The antitumor activities of cetuximab combined with chemotherapy were examined in an EGFR-overexpressing human GC xenograft model. Mice with tumors derived from MKN28 cells were divided into groups for treatment with vehicle, S-1, cetuximab, or combined S-1/cetuximab for 14 days. Tumor volume (TV) was evaluated between groups at the end of the experiment. The TV (g) for combined S-1/cetuximab was 0.22±0.05 g, whereas for control, S-1 and cetuximab alone was 20.0±1.96 g, 0.27±0.07 g and 0.30±0.17 g, respectively. Additionally, the TGI % for cetuximab combined with S-1 was 43.2%, while that for S-1 and cetuximab alone was 29.8 and 22.4%, respectively. Combination S-1/cetuximab therapy inhibited the growth of tumors formed by EGFR-amplified MKN28 cells compared to treatment with either agent alone (P<0.05) (Fig. 4A). All treatments were well tolerated by the mice, with no signs of toxicity or weight loss during therapy (Fig. 4B). Furthermore, tumors in each treatment group were examined for expression of EGFR protein by IHC. EGFR expression was decreased in the cetuximab alone and the S-1/cetuximab groups compared to the control and S-1 alone groups (Fig. 4C). Thus, the combination S-1/cetuximab therapy appears to result in an enhanced antitumor effect in EGFR-amplified GC xenografts, consistent with the results obtained in vitro.

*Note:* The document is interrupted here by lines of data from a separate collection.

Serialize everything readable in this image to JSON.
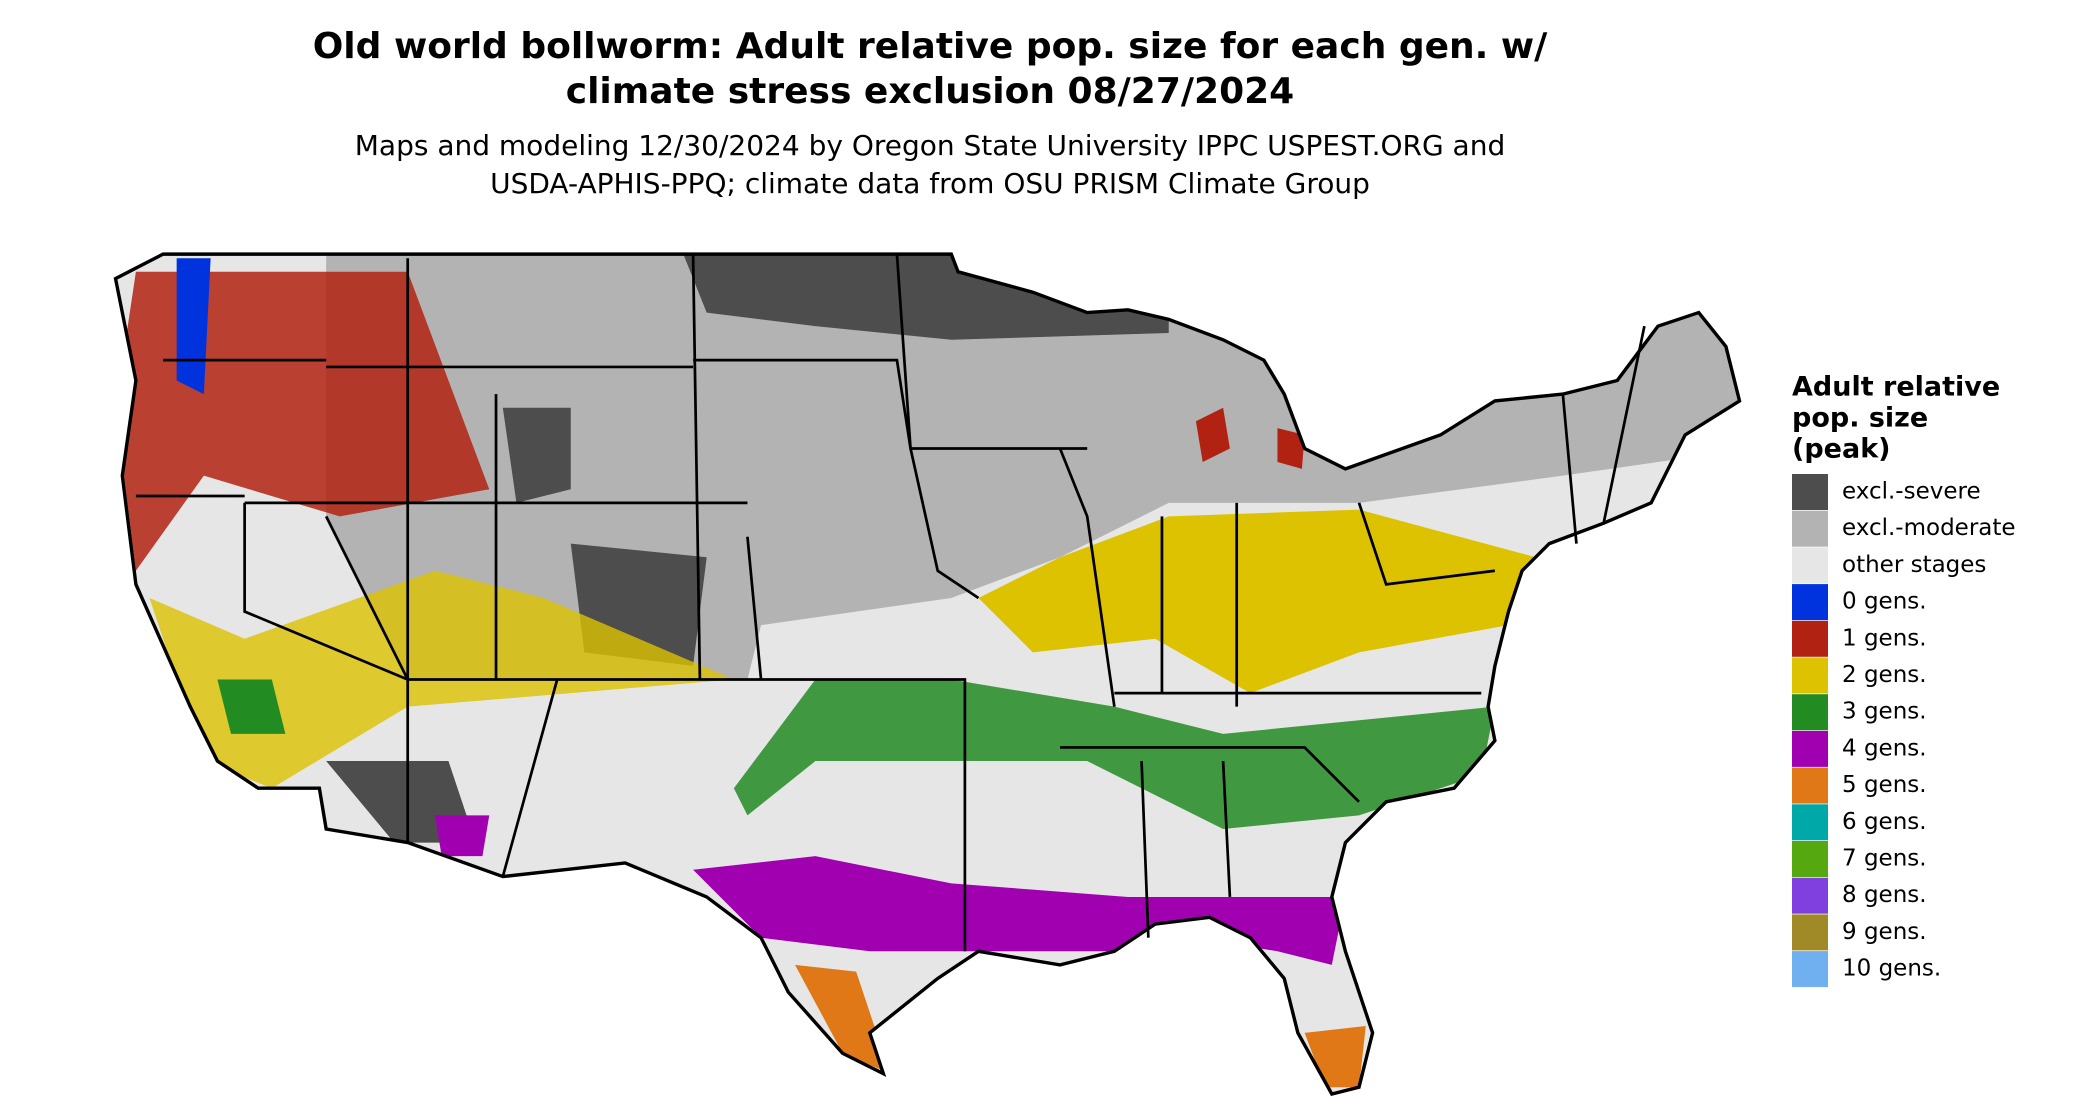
{
  "title": {
    "lines": [
      "Old world bollworm: Adult relative pop. size for each gen. w/",
      "climate stress exclusion 08/27/2024"
    ]
  },
  "subtitle": {
    "lines": [
      "Maps and modeling 12/30/2024 by Oregon State University IPPC USPEST.ORG and",
      "USDA-APHIS-PPQ; climate data from OSU PRISM Climate Group"
    ]
  },
  "legend": {
    "title": [
      "Adult relative",
      "pop. size",
      "(peak)"
    ],
    "items": [
      {
        "label": "excl.-severe",
        "color": "#4d4d4d"
      },
      {
        "label": "excl.-moderate",
        "color": "#b3b3b3"
      },
      {
        "label": "other stages",
        "color": "#e6e6e6"
      },
      {
        "label": "0 gens.",
        "color": "#0033dd"
      },
      {
        "label": "1 gens.",
        "color": "#b22212"
      },
      {
        "label": "2 gens.",
        "color": "#dcc200"
      },
      {
        "label": "3 gens.",
        "color": "#228b22"
      },
      {
        "label": "4 gens.",
        "color": "#a000b0"
      },
      {
        "label": "5 gens.",
        "color": "#e07818"
      },
      {
        "label": "6 gens.",
        "color": "#00a8a8"
      },
      {
        "label": "7 gens.",
        "color": "#55a810"
      },
      {
        "label": "8 gens.",
        "color": "#8040e0"
      },
      {
        "label": "9 gens.",
        "color": "#a08a28"
      },
      {
        "label": "10 gens.",
        "color": "#70b0f0"
      }
    ]
  }
}
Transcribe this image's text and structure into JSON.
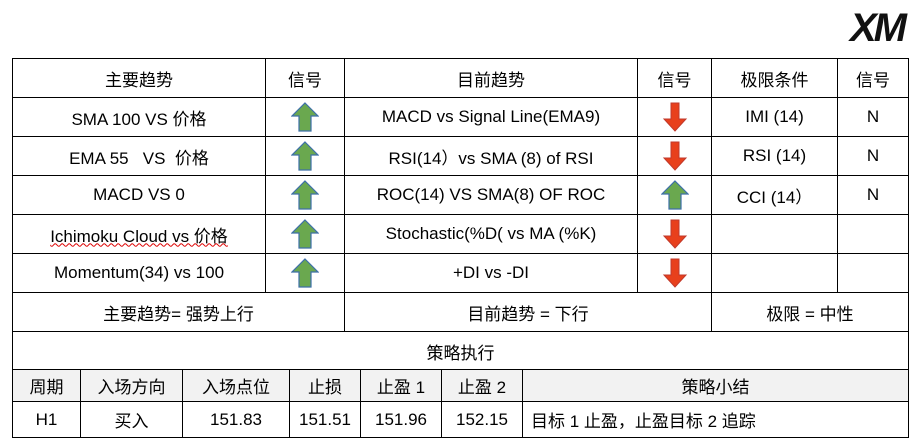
{
  "logo": "XM",
  "table": {
    "header": [
      "主要趋势",
      "信号",
      "目前趋势",
      "信号",
      "极限条件",
      "信号"
    ],
    "rows": [
      {
        "main": "SMA 100 VS  价格",
        "current": "MACD vs Signal Line(EMA9)",
        "limit": "IMI (14)",
        "limit_signal": "N"
      },
      {
        "main": "EMA 55   VS  价格",
        "current": "RSI(14）vs SMA (8) of RSI",
        "limit": "RSI (14)",
        "limit_signal": "N"
      },
      {
        "main": "MACD VS 0",
        "current": "ROC(14) VS SMA(8) OF ROC",
        "limit": "CCI (14）",
        "limit_signal": "N"
      },
      {
        "main": "Ichimoku Cloud vs 价格",
        "current": "Stochastic(%D( vs MA (%K)"
      },
      {
        "main": "Momentum(34) vs 100",
        "current": "+DI vs -DI"
      }
    ],
    "summary": [
      "主要趋势= 强势上行",
      "目前趋势 = 下行",
      "极限 = 中性"
    ]
  },
  "strategy": {
    "title": "策略执行",
    "header": [
      "周期",
      "入场方向",
      "入场点位",
      "止损",
      "止盈 1",
      "止盈 2",
      "策略小结"
    ],
    "row": [
      "H1",
      "买入",
      151.83,
      151.51,
      151.96,
      152.15,
      "目标 1 止盈，止盈目标 2 追踪"
    ]
  }
}
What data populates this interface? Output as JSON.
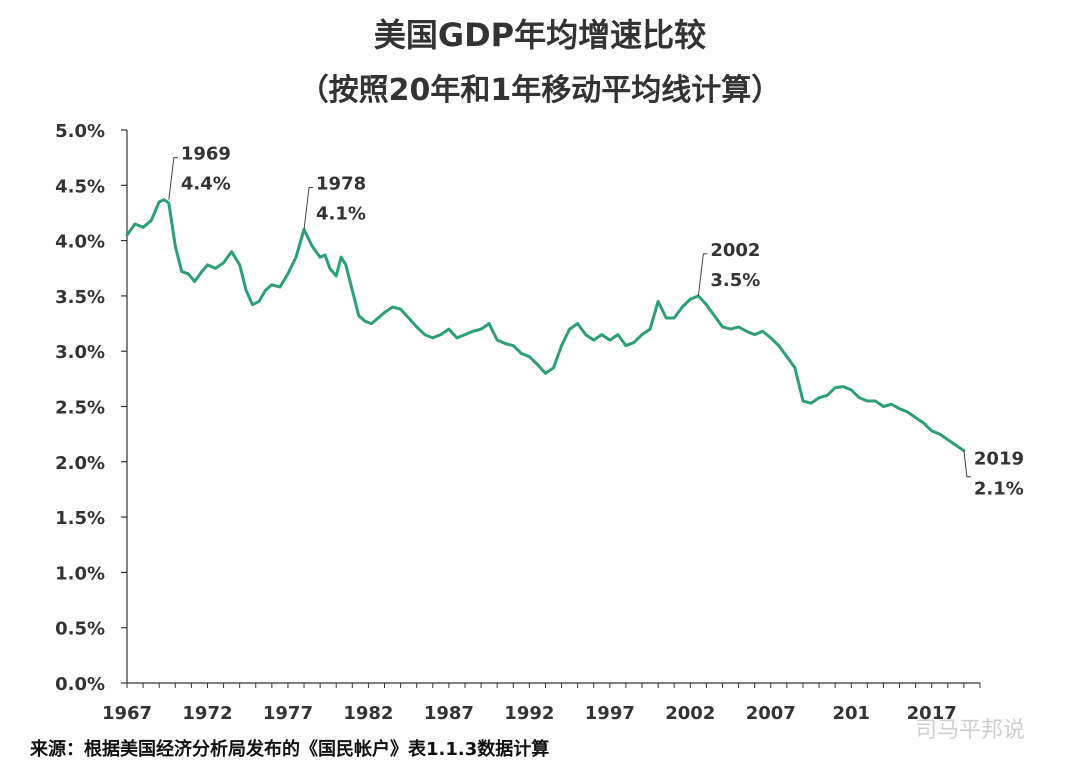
{
  "chart_data": {
    "type": "line",
    "title": "美国GDP年均增速比较",
    "subtitle": "（按照20年和1年移动平均线计算）",
    "xlabel": "",
    "ylabel": "",
    "xlim": [
      1967,
      2020
    ],
    "ylim": [
      0.0,
      5.0
    ],
    "y_ticks": [
      "0.0%",
      "0.5%",
      "1.0%",
      "1.5%",
      "2.0%",
      "2.5%",
      "3.0%",
      "3.5%",
      "4.0%",
      "4.5%",
      "5.0%"
    ],
    "y_tick_values": [
      0.0,
      0.5,
      1.0,
      1.5,
      2.0,
      2.5,
      3.0,
      3.5,
      4.0,
      4.5,
      5.0
    ],
    "x_ticks": [
      "1967",
      "1972",
      "1977",
      "1982",
      "1987",
      "1992",
      "1997",
      "2002",
      "2007",
      "201",
      "2017"
    ],
    "x_tick_values": [
      1967,
      1972,
      1977,
      1982,
      1987,
      1992,
      1997,
      2002,
      2007,
      2012,
      2017
    ],
    "grid": false,
    "series_color": "#2e9e76",
    "series": [
      {
        "x": [
          1967.0,
          1967.5,
          1968.0,
          1968.5,
          1969.0,
          1969.3,
          1969.6,
          1970.0,
          1970.4,
          1970.8,
          1971.2,
          1971.6,
          1972.0,
          1972.5,
          1973.0,
          1973.5,
          1974.0,
          1974.4,
          1974.8,
          1975.2,
          1975.6,
          1976.0,
          1976.5,
          1977.0,
          1977.5,
          1978.0,
          1978.5,
          1979.0,
          1979.3,
          1979.6,
          1980.0,
          1980.3,
          1980.6,
          1981.0,
          1981.4,
          1981.8,
          1982.2,
          1982.6,
          1983.0,
          1983.5,
          1984.0,
          1984.5,
          1985.0,
          1985.5,
          1986.0,
          1986.5,
          1987.0,
          1987.5,
          1988.0,
          1988.5,
          1989.0,
          1989.5,
          1990.0,
          1990.5,
          1991.0,
          1991.5,
          1992.0,
          1992.5,
          1993.0,
          1993.5,
          1994.0,
          1994.5,
          1995.0,
          1995.5,
          1996.0,
          1996.5,
          1997.0,
          1997.5,
          1998.0,
          1998.5,
          1999.0,
          1999.5,
          2000.0,
          2000.5,
          2001.0,
          2001.5,
          2002.0,
          2002.5,
          2003.0,
          2003.5,
          2004.0,
          2004.5,
          2005.0,
          2005.5,
          2006.0,
          2006.5,
          2007.0,
          2007.5,
          2008.0,
          2008.5,
          2009.0,
          2009.5,
          2010.0,
          2010.5,
          2011.0,
          2011.5,
          2012.0,
          2012.5,
          2013.0,
          2013.5,
          2014.0,
          2014.5,
          2015.0,
          2015.5,
          2016.0,
          2016.5,
          2017.0,
          2017.5,
          2018.0,
          2018.5,
          2019.0
        ],
        "values": [
          4.05,
          4.15,
          4.12,
          4.18,
          4.35,
          4.37,
          4.34,
          3.95,
          3.72,
          3.7,
          3.63,
          3.71,
          3.78,
          3.75,
          3.8,
          3.9,
          3.78,
          3.55,
          3.42,
          3.45,
          3.55,
          3.6,
          3.58,
          3.7,
          3.85,
          4.1,
          3.95,
          3.85,
          3.87,
          3.75,
          3.68,
          3.85,
          3.78,
          3.55,
          3.32,
          3.27,
          3.25,
          3.3,
          3.35,
          3.4,
          3.38,
          3.3,
          3.22,
          3.15,
          3.12,
          3.15,
          3.2,
          3.12,
          3.15,
          3.18,
          3.2,
          3.25,
          3.1,
          3.07,
          3.05,
          2.98,
          2.95,
          2.88,
          2.8,
          2.85,
          3.05,
          3.2,
          3.25,
          3.15,
          3.1,
          3.15,
          3.1,
          3.15,
          3.05,
          3.08,
          3.15,
          3.2,
          3.45,
          3.3,
          3.3,
          3.4,
          3.47,
          3.5,
          3.42,
          3.32,
          3.22,
          3.2,
          3.22,
          3.18,
          3.15,
          3.18,
          3.12,
          3.05,
          2.95,
          2.85,
          2.55,
          2.53,
          2.58,
          2.6,
          2.67,
          2.68,
          2.65,
          2.58,
          2.55,
          2.55,
          2.5,
          2.52,
          2.48,
          2.45,
          2.4,
          2.35,
          2.28,
          2.25,
          2.2,
          2.15,
          2.1
        ]
      }
    ],
    "annotations": [
      {
        "year_label": "1969",
        "value_label": "4.4%",
        "x": 1969.6,
        "y": 4.37
      },
      {
        "year_label": "1978",
        "value_label": "4.1%",
        "x": 1978.0,
        "y": 4.1
      },
      {
        "year_label": "2002",
        "value_label": "3.5%",
        "x": 2002.5,
        "y": 3.5
      },
      {
        "year_label": "2019",
        "value_label": "2.1%",
        "x": 2019.0,
        "y": 2.1
      }
    ]
  },
  "source_note": "来源：根据美国经济分析局发布的《国民帐户》表1.1.3数据计算",
  "watermark": "司马平邦说"
}
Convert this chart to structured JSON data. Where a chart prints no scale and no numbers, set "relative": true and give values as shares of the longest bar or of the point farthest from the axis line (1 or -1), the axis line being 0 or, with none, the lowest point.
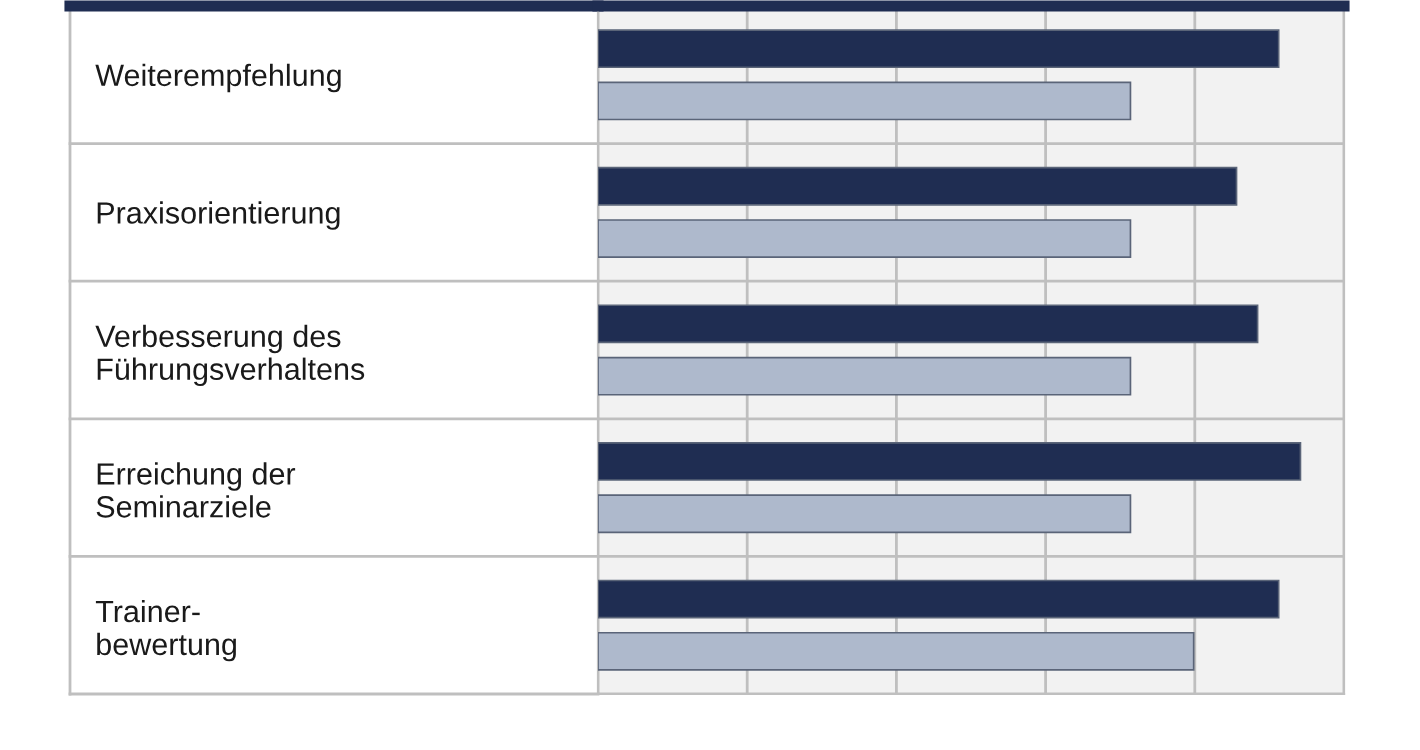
{
  "chart_data": {
    "type": "bar",
    "orientation": "horizontal",
    "relative": true,
    "grid": "x",
    "tick_labels": "y",
    "categories": [
      "Weiterempfehlung",
      "Praxisorientierung",
      "Verbesserung des\nFührungsverhaltens",
      "Erreichung der\nSeminarziele",
      "Trainer-\nbewertung"
    ],
    "series": [
      {
        "color": "#1f2d52",
        "values": [
          0.969,
          0.909,
          0.939,
          1,
          0.969
        ]
      },
      {
        "color": "#aeb9cc",
        "values": [
          0.758,
          0.758,
          0.758,
          0.758,
          0.848
        ]
      }
    ]
  }
}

Among the 40 specimens, the median age of patients was 67 years (range, 32–94 years); 20 patients had differentiated carcinoma and the other half had undifferentiated carcinoma. Formalin-fixed paraffin-embedded specimens from all 40 patients were examined for EGFR by IHC (Fig. 5). Analysis of EGFR protein expression by microscopic observation revealed a score of 0 in24 cases (60%), 1+ in 5 cases (12.5%), 2+ in 6 cases (15%) and 3+ in 5 cases (12.5%). EGFR reactivity was not correlated with gender, age, differentiation, lymph node metastasis or distant metastasis. Significantly more clinicopathological stage III/IV cases had EGFR-positive disease (30%) compared to stage I/II cases (10%, P=0.0088) (Table II). These results indicate that EGFR positivity is associated with advanced disease in GC.